SCARBOROUGH — Peter Slovinsky, a marine biologist with the Maine Geological Survey, sees a lot of high water in the future of Scarborough’s coastal and shoreline areas.
“Count on a foot increase (in sea level) by 2050 and a 2-foot increase by 21oo,” Slovinsky said in a workshop Wednesday about proposed changes to town floodplain management ordinances.
Don Hamill, who owns property on Pine Point and off Broadturn Road, said those forecasts do not mean town councilors should be in a rush to approve sweeping changes affecting construction of existing and new structures in areas deemed flood zones by the Federal Emergency Management Agency.
The changes requiring new construction, rebuilding of damaged properties or renovations costing more than half the current worth of a structure to be set 3 feet above the floodplain instead of the current 1 foot, have been discussed by town planners, Planning Board members and councilors since the summer.
The proposed changes, which will be discussed Oct. 29 at a Planning Board public hearing and could face a second vote by councilors Nov. 7, came as a surprise to about 20 residents attending the workshop led by Slovinsky and Assistant Town Planner Jay Chace.
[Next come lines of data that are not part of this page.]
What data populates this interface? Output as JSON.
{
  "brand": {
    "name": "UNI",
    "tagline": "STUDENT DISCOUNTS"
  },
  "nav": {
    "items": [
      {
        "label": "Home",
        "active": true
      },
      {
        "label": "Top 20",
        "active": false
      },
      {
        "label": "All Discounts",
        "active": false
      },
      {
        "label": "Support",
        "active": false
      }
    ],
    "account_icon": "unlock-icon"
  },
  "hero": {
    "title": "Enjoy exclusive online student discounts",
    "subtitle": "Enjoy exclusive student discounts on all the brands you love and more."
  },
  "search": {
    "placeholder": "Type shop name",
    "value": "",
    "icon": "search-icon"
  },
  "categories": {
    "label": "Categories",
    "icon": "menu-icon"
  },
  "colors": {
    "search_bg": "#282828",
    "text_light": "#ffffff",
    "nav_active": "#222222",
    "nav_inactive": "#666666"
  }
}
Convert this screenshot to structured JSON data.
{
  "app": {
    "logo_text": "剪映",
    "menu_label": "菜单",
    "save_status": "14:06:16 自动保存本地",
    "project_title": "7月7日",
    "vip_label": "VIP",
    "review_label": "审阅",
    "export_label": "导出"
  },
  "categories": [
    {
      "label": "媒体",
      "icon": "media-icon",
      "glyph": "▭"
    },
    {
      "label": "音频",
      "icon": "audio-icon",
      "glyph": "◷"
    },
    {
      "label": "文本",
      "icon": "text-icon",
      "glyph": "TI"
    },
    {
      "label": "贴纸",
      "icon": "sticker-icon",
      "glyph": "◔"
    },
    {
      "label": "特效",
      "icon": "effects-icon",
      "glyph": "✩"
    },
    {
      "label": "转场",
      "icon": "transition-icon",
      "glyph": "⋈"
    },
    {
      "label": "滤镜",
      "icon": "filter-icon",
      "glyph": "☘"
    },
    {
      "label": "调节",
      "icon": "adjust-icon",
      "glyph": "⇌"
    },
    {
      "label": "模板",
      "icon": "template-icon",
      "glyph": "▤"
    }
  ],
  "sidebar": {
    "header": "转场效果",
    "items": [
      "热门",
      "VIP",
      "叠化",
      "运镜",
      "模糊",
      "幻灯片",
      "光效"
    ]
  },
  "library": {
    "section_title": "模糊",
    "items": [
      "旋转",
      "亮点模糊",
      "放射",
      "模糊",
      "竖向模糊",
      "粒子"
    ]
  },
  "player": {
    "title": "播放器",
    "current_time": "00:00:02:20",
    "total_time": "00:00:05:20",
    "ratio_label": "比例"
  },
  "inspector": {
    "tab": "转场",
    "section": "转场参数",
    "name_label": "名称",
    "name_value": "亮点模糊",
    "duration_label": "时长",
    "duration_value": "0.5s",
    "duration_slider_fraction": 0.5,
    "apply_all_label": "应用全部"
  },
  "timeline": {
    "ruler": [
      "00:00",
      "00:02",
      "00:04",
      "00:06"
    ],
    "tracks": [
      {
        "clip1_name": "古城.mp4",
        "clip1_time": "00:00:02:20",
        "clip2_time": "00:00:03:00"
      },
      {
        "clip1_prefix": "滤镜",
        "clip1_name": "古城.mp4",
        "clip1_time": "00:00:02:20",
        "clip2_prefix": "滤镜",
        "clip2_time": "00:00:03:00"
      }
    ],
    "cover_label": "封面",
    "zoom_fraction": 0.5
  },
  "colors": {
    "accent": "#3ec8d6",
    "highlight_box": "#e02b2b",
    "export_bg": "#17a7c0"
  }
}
Chace and Slovinsky represent the town as part of the Sea Level Adaptation Working Group, a combined effort in Saco, Old Orchard Beach, Biddeford and Scarborough to proactively confront effects of rising sea levels. Officials in the towns are working with the Southern Maine Regional Planning Commission on strategies and solutions and funding options for implementation.
The “SLAWG” acronym is awkward, Chace admitted, but similar zoning requirements were enacted in Saco earlier this year and have the potential to for big savings on flood insurance premiums for property owners in FEMA flood zones.
By increasing the base structure height to 3 feet above a floodline, shifting heating and electrical systems above ground, and using posts or flow-through foundations to prevent inundations by storm surges, Chace said a study by Gorham-based Chalmers Insurance Group shows homeowners could save 67 percent on flood insurance premiums that are required with mortgaged properties in flood zones.
Based on current FEMA maps, Chace said about 1,000 properties are affected by the revisions, and 267 of them are currently insured against floods.
The ripple that became the swell ridden by Hamill and Pine Point residents John Thurlow and Judy Shirk is new FEMA maps expected to be released next spring or summer. Slovinsky said the maps update 30-year-old data and use enhanced technology to determine wave and water flow.
Updated floodplain maps were released for Cumberland and Yrok counties by FEMA in 2009, then withdrawn when the mapping methods were questioned by town officials and residents.
Hamill said the Planning Board and town councilors should wait for new FEMA maps to get a better idea how many properties will be affected in the future. As the workshop concluded, Thurlow urged his neighbors and other residents living in shoreline neighborhoods to attend the hearing and subsequent council meeting to ask for a postponement of the zoning revisions.
Slovinsky and Chace emphasized that the floodplain maps and SLAWG efforts are not mutually inclusive. Based on readings taken in Portland harbor over the last century, sea levels are rising, they said.
“I really don’t care why it is rising,” Slovinsky said, “Sea-level communities like Scarborough are the ones feeling it now.”
The prediction of a 2-foot rise in sea levels in the next 80 years are based on studies including data on melting ice sheets, and Slovinsky said the increase will be most notable in summer months when offshore winds push currents to beaches.
The real hazards come when storms arrive, especially if a storm surge coincides with a high tide.
Slovinsky said flood tides combined with a 2-foot increase in sea levels could produce flooding like the Patriot’s Day Storm in 2007 “on a monthly basis.”
The zoning ordinance revisions are the first efforts by SLAWG members to legislate action against rising sea levels, but Chace said other municipal department heads also have the data and reports.
Additional actions could include redesigning or relocating public infrastructure in vulnerable area and elevating roads, but Chace said his department is concerned only with zoning.